I didn’t know what to say.

I stared at her and she stared at me. Both unrelenting. But she let go of my ankle and held up her hand.

Something caught my eye. Her wrists were covered in huge scars, still healing from the cut. I realised that she was like me. Broken, shattered and scarred. But different.

She was healing.

Her face was radiant, not showing a trace of misery of torture. But me? I gave up so fast. 

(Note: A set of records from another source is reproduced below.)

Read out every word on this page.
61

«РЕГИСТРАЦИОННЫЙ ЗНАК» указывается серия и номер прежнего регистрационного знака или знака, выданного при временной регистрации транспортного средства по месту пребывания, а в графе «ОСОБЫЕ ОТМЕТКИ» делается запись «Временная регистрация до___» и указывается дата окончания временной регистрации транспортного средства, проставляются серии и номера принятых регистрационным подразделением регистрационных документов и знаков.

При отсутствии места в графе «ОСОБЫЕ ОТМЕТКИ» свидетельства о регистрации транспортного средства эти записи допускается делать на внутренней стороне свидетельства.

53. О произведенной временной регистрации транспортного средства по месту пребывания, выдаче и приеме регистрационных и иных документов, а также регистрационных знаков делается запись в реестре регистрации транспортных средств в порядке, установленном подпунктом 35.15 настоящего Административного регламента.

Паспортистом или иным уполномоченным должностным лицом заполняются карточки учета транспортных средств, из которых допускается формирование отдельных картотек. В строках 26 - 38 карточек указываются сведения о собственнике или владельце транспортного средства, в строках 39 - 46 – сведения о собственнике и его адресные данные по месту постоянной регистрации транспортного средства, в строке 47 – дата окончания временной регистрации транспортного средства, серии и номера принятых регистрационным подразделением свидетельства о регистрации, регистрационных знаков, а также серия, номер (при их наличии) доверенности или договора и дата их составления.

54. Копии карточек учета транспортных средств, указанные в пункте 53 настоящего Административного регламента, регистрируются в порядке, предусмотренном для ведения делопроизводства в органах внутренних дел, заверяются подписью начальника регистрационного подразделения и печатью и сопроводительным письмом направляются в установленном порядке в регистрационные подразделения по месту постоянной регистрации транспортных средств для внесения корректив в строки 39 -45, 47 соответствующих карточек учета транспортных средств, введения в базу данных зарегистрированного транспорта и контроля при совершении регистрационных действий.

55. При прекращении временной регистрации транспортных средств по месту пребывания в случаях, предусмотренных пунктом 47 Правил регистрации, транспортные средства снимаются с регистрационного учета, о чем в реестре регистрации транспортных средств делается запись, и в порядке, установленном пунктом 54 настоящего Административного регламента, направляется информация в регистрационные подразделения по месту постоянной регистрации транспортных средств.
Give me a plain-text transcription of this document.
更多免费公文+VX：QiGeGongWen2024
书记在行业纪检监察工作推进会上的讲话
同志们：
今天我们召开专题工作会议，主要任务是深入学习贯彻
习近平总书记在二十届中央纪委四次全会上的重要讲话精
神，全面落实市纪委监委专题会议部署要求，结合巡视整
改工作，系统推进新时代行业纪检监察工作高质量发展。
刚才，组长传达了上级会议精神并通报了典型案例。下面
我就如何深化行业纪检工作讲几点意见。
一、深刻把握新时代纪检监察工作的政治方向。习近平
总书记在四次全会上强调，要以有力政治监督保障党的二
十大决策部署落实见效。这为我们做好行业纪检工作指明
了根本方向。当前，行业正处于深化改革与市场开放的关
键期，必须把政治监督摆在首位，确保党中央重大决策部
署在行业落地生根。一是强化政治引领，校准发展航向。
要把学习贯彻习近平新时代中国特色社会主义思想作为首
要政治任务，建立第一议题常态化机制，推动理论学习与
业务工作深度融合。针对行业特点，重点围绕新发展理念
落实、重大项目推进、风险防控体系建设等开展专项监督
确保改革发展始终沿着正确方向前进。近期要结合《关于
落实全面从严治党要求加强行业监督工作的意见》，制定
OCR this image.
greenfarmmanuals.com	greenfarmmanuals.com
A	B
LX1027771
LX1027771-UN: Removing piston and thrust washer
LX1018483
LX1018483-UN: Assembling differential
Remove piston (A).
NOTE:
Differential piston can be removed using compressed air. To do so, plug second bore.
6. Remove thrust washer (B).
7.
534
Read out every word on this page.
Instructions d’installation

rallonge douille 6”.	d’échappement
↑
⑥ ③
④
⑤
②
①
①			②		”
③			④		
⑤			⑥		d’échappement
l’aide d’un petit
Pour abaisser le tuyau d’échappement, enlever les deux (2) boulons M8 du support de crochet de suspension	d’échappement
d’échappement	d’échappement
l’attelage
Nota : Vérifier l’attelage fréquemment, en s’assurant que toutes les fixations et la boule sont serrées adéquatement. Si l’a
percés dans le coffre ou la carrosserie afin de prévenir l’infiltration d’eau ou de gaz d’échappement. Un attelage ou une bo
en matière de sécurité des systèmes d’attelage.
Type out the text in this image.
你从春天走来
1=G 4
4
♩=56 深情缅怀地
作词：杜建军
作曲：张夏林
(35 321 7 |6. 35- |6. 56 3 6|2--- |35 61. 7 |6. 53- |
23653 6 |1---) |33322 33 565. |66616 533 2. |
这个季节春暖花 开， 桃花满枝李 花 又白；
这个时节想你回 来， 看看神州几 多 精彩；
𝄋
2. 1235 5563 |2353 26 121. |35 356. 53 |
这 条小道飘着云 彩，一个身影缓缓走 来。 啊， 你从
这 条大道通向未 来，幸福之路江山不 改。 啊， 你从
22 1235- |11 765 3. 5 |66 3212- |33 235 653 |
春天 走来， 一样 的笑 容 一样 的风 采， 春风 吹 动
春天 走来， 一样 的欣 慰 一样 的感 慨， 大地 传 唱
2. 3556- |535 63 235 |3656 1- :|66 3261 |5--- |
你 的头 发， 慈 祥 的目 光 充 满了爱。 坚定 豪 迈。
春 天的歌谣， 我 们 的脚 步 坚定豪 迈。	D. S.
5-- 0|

Looking at her hand, reaching out to me, I wanted to grab it. To put the past behind me and be reborn again. Before I could, she grinned.

“Are you ready?” she asked.

“Ready for what?”

“For a new life,”

Without a moment’s hesitation, I grabbed her hand.

I was broken, broken to a point of no return. Grabbing her hand? Just a choice I made because I thought my life couldn't be worse. 

But now? Now, I think, I found the one to mend me. And I hope she found hers. 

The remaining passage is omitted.